McGully finishes the cigarette he’s working on, twists it out between his fingers, and flicks the dead butt into the center of the room to join the others.

“They know,” says Culverson quietly. “Somebody knows something.”

“What?” asks McGully.

But Culverson doesn’t answer, and then Chief Ordler comes in.

“Hey, guys,” he says. The chief is in street clothes, and he looks tired. McGully and Culverson look up at him warily from their respective squats; I straighten up, bring my heels together and stand there expectantly, I am conscious of the fact that I have a suspected double-murderer downstairs in a parked unit, but strangely, after all this, it feels like it doesn’t matter anymore.

“Guys, as of this morning, the Concord Police Department has been federalized.”

Nobody says anything. Ordler’s got a binder under his right arm, the seal of the Justice Department stamped on the side.

“Federalized? What does that mean?” I ask.

Culverson shakes his head, slowly gets up, lays a steadying hand on my shoulder. McGully stays where he is, tugs out a fresh cigarette and lights it.

“What does that mean?” I ask again. Ordler looks at the floor, keeps talking.

“They’re overhauling everything, putting even more kids on the street, and they say I can keep most of my patrol officers, if I want and they want, but all under Justice Department jurisdiction.”

“But what does it mean?” I ask a third time, meaning, for us?

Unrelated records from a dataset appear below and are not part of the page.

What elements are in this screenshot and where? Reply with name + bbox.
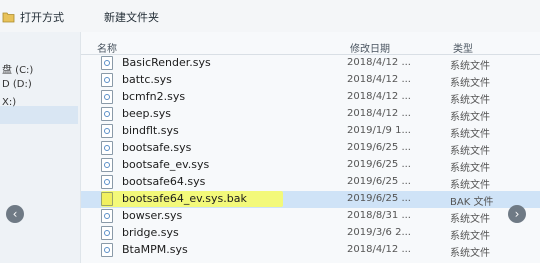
file-type: 系统文件 bbox=[450, 180, 490, 191]
file-row[interactable]: bootsafe64_ev.sys.bak 2019/6/25 ... BAK 文件 bbox=[81, 191, 540, 208]
open-with-button[interactable]: 打开方式 bbox=[2, 9, 64, 25]
file-icon bbox=[101, 107, 113, 121]
file-icon bbox=[101, 90, 113, 104]
file-date: 2019/3/6 2... bbox=[347, 227, 411, 238]
file-date: 2019/6/25 ... bbox=[347, 193, 411, 204]
file-row[interactable]: beep.sys 2018/4/12 ... 系统文件 bbox=[81, 106, 540, 123]
scroll-right-button[interactable]: › bbox=[508, 205, 526, 223]
file-date: 2018/8/31 ... bbox=[347, 210, 411, 221]
file-type: 系统文件 bbox=[450, 61, 490, 72]
file-icon bbox=[101, 209, 113, 223]
toolbar: 打开方式 新建文件夹 bbox=[0, 0, 540, 33]
file-row[interactable]: bindflt.sys 2019/1/9 1... 系统文件 bbox=[81, 123, 540, 140]
file-name: battc.sys bbox=[122, 73, 172, 86]
file-row[interactable]: bootsafe.sys 2019/6/25 ... 系统文件 bbox=[81, 140, 540, 157]
file-type: 系统文件 bbox=[450, 214, 490, 225]
column-name[interactable]: 名称 bbox=[97, 40, 117, 55]
file-type: 系统文件 bbox=[450, 248, 490, 259]
file-type: 系统文件 bbox=[450, 163, 490, 174]
nav-item-selection bbox=[0, 106, 78, 124]
file-date: 2019/6/25 ... bbox=[347, 176, 411, 187]
file-name: beep.sys bbox=[122, 107, 171, 120]
file-icon bbox=[101, 243, 113, 257]
file-row[interactable]: bowser.sys 2018/8/31 ... 系统文件 bbox=[81, 208, 540, 225]
file-name: BtaMPM.sys bbox=[122, 243, 188, 256]
column-date[interactable]: 修改日期 bbox=[350, 40, 390, 55]
file-icon bbox=[101, 158, 113, 172]
file-name: bridge.sys bbox=[122, 226, 179, 239]
file-name: BasicRender.sys bbox=[122, 56, 211, 69]
file-row[interactable]: bcmfn2.sys 2018/4/12 ... 系统文件 bbox=[81, 89, 540, 106]
file-name: bootsafe64_ev.sys.bak bbox=[122, 192, 247, 205]
file-name: bootsafe64.sys bbox=[122, 175, 206, 188]
file-date: 2018/4/12 ... bbox=[347, 74, 411, 85]
file-list: 名称 修改日期 类型 BasicRender.sys 2018/4/12 ... 系… bbox=[81, 32, 540, 263]
file-name: bcmfn2.sys bbox=[122, 90, 186, 103]
scroll-left-button[interactable]: ‹ bbox=[6, 205, 24, 223]
file-type: 系统文件 bbox=[450, 95, 490, 106]
file-row[interactable]: bootsafe64.sys 2019/6/25 ... 系统文件 bbox=[81, 174, 540, 191]
file-date: 2018/4/12 ... bbox=[347, 244, 411, 255]
new-folder-button[interactable]: 新建文件夹 bbox=[104, 9, 159, 25]
navigation-pane: 盘 (C:) D (D:) X:) bbox=[0, 32, 81, 263]
file-type: 系统文件 bbox=[450, 231, 490, 242]
column-type[interactable]: 类型 bbox=[453, 40, 473, 55]
open-with-label: 打开方式 bbox=[20, 11, 64, 24]
file-date: 2018/4/12 ... bbox=[347, 108, 411, 119]
file-row[interactable]: bridge.sys 2019/3/6 2... 系统文件 bbox=[81, 225, 540, 242]
file-icon bbox=[101, 192, 113, 206]
file-date: 2018/4/12 ... bbox=[347, 91, 411, 102]
file-name: bowser.sys bbox=[122, 209, 183, 222]
file-name: bootsafe_ev.sys bbox=[122, 158, 210, 171]
file-icon bbox=[101, 56, 113, 70]
nav-item-drive-d[interactable]: D (D:) bbox=[2, 79, 32, 90]
file-name: bindflt.sys bbox=[122, 124, 179, 137]
nav-item-drive-c[interactable]: 盘 (C:) bbox=[2, 61, 33, 76]
file-icon bbox=[101, 73, 113, 87]
folder-open-icon bbox=[2, 12, 15, 23]
file-type: 系统文件 bbox=[450, 78, 490, 89]
file-date: 2019/1/9 1... bbox=[347, 125, 411, 136]
file-row[interactable]: bootsafe_ev.sys 2019/6/25 ... 系统文件 bbox=[81, 157, 540, 174]
file-date: 2019/6/25 ... bbox=[347, 142, 411, 153]
file-name: bootsafe.sys bbox=[122, 141, 192, 154]
file-icon bbox=[101, 175, 113, 189]
file-icon bbox=[101, 226, 113, 240]
file-date: 2018/4/12 ... bbox=[347, 57, 411, 68]
nav-item-drive-x[interactable]: X:) bbox=[2, 97, 16, 108]
file-date: 2019/6/25 ... bbox=[347, 159, 411, 170]
file-type: 系统文件 bbox=[450, 112, 490, 123]
file-type: 系统文件 bbox=[450, 129, 490, 140]
file-icon bbox=[101, 141, 113, 155]
column-header: 名称 修改日期 类型 bbox=[81, 32, 540, 55]
file-row[interactable]: battc.sys 2018/4/12 ... 系统文件 bbox=[81, 72, 540, 89]
file-type: BAK 文件 bbox=[450, 197, 494, 208]
file-row[interactable]: BasicRender.sys 2018/4/12 ... 系统文件 bbox=[81, 55, 540, 72]
file-type: 系统文件 bbox=[450, 146, 490, 157]
file-row[interactable]: BtaMPM.sys 2018/4/12 ... 系统文件 bbox=[81, 242, 540, 259]
file-icon bbox=[101, 124, 113, 138]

What does it mean for us? The answer is obvious. I’m standing in an empty room.

“They’re shutting down the investigative units. Basically—”

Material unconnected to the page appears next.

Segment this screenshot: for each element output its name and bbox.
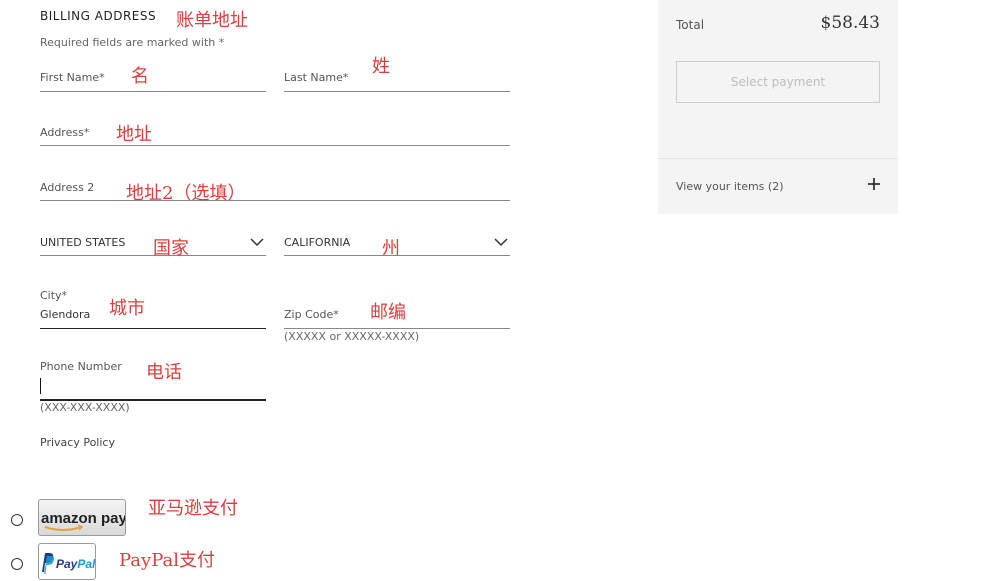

I shake Culverson’s hand off my shoulder, drop my face down into my hands, look up again at Chief Ordler, shaking my head.

“—basically the feeling is that an investigative force is relatively unnecessary, given the current environment.”

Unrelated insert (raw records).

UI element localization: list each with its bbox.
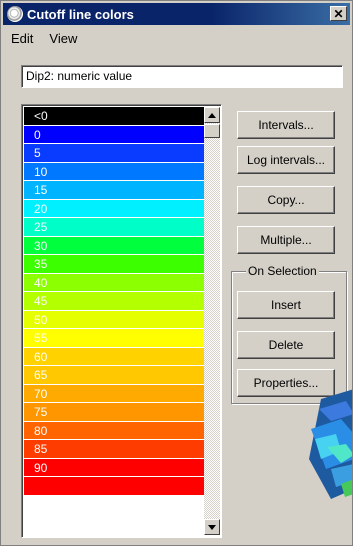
globe-icon xyxy=(7,6,23,22)
color-row[interactable] xyxy=(24,495,204,514)
color-row[interactable] xyxy=(24,477,204,496)
background-globe-image xyxy=(301,389,352,529)
delete-button[interactable]: Delete xyxy=(237,331,335,359)
vertical-scrollbar[interactable] xyxy=(204,107,220,535)
color-row[interactable]: 85 xyxy=(24,440,204,459)
scroll-thumb[interactable] xyxy=(204,124,220,138)
color-row[interactable]: 90 xyxy=(24,458,204,477)
color-row[interactable]: 65 xyxy=(24,366,204,385)
color-list[interactable]: <0 0 5 10 15 20 25 30 35 40 45 50 55 60 65 70 75 80 85 90 xyxy=(24,107,204,535)
window-title: Cutoff line colors xyxy=(27,6,134,22)
cutoff-colors-window: Cutoff line colors ✕ Edit View Dip2: num… xyxy=(0,0,353,546)
color-row[interactable]: 55 xyxy=(24,329,204,348)
color-row[interactable]: 0 xyxy=(24,125,204,144)
color-row[interactable]: 80 xyxy=(24,421,204,440)
color-row[interactable]: 20 xyxy=(24,199,204,218)
menu-edit[interactable]: Edit xyxy=(3,27,41,47)
color-row[interactable]: 5 xyxy=(24,144,204,163)
copy-button[interactable]: Copy... xyxy=(237,186,335,214)
color-list-box: <0 0 5 10 15 20 25 30 35 40 45 50 55 60 65 70 75 80 85 90 xyxy=(21,104,222,538)
color-row[interactable]: 50 xyxy=(24,310,204,329)
arrow-down-icon xyxy=(208,524,216,530)
color-row[interactable]: 25 xyxy=(24,218,204,237)
on-selection-label: On Selection xyxy=(246,264,319,278)
color-row[interactable]: 60 xyxy=(24,347,204,366)
title-bar[interactable]: Cutoff line colors ✕ xyxy=(3,3,350,25)
scroll-up-button[interactable] xyxy=(204,107,220,123)
arrow-up-icon xyxy=(208,112,216,118)
color-row[interactable]: 35 xyxy=(24,255,204,274)
menu-view[interactable]: View xyxy=(41,27,85,47)
intervals-button[interactable]: Intervals... xyxy=(237,111,335,139)
multiple-button[interactable]: Multiple... xyxy=(237,226,335,254)
log-intervals-button[interactable]: Log intervals... xyxy=(237,146,335,174)
color-row[interactable]: 40 xyxy=(24,273,204,292)
color-row[interactable]: 15 xyxy=(24,181,204,200)
color-row[interactable]: 70 xyxy=(24,384,204,403)
menu-bar: Edit View xyxy=(3,27,85,47)
color-row[interactable]: <0 xyxy=(24,107,204,126)
color-row[interactable]: 45 xyxy=(24,292,204,311)
insert-button[interactable]: Insert xyxy=(237,291,335,319)
color-row[interactable]: 10 xyxy=(24,162,204,181)
color-row[interactable]: 30 xyxy=(24,236,204,255)
value-field[interactable]: Dip2: numeric value xyxy=(21,65,343,88)
scroll-down-button[interactable] xyxy=(204,519,220,535)
close-button[interactable]: ✕ xyxy=(330,6,347,21)
color-row[interactable]: 75 xyxy=(24,403,204,422)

He goes on for a while—it all gets lost for me, after that, but he goes on—and then at some point he stops talking and asks if there are any questions. We just look at him, and he mumbles something else, and then he turns and leaves.

I notice for the first time that our radiator has been shut off, and the room is cold.

“They know,” Culverson says again, and we both pivot our heads toward him, like marionettes.

“They’re not supposed to know for more than a week yet,” I say. “April 9, I thought.”

He shakes his head. “Somebody knows early.”

“What?” says McGully, and Culverson says, “Somebody knows where the damn thing is going to come down.”

* * *

I open the front shotgun-seat door of the Impala, and McConnell says, “Hey. What’s the story?” and I don’t say anything for a long time, I just stand there with one hand on the roof of the car, looking in at her, craning my neck to look at the prisoner in the backseat, slouched down, staring up. Michelson is sitting on the hood, smoking a butt, like my sister did that day in the parking lot.

“Henry? What’s going on?”

“Nothing,” I say. “Nothing. Let’s go ahead and take him in.”

McConnell and Michelson and I remove the suspect from the backseat and stand him up in the garage. There’s a little crowd watching us, Brush Cuts and a few of the vets, Halburton, the old mechanic who’s still kicking around the garage. We pull Littlejohn from the car in his handcuffs, in his sharp leather jacket. A concrete stairwell leads from this area directly down to the basement, to Booking, to be used in exactly this circumstance: the perp is brought in, in a squad car, and handed directly to the duty officers to be taken down for processing.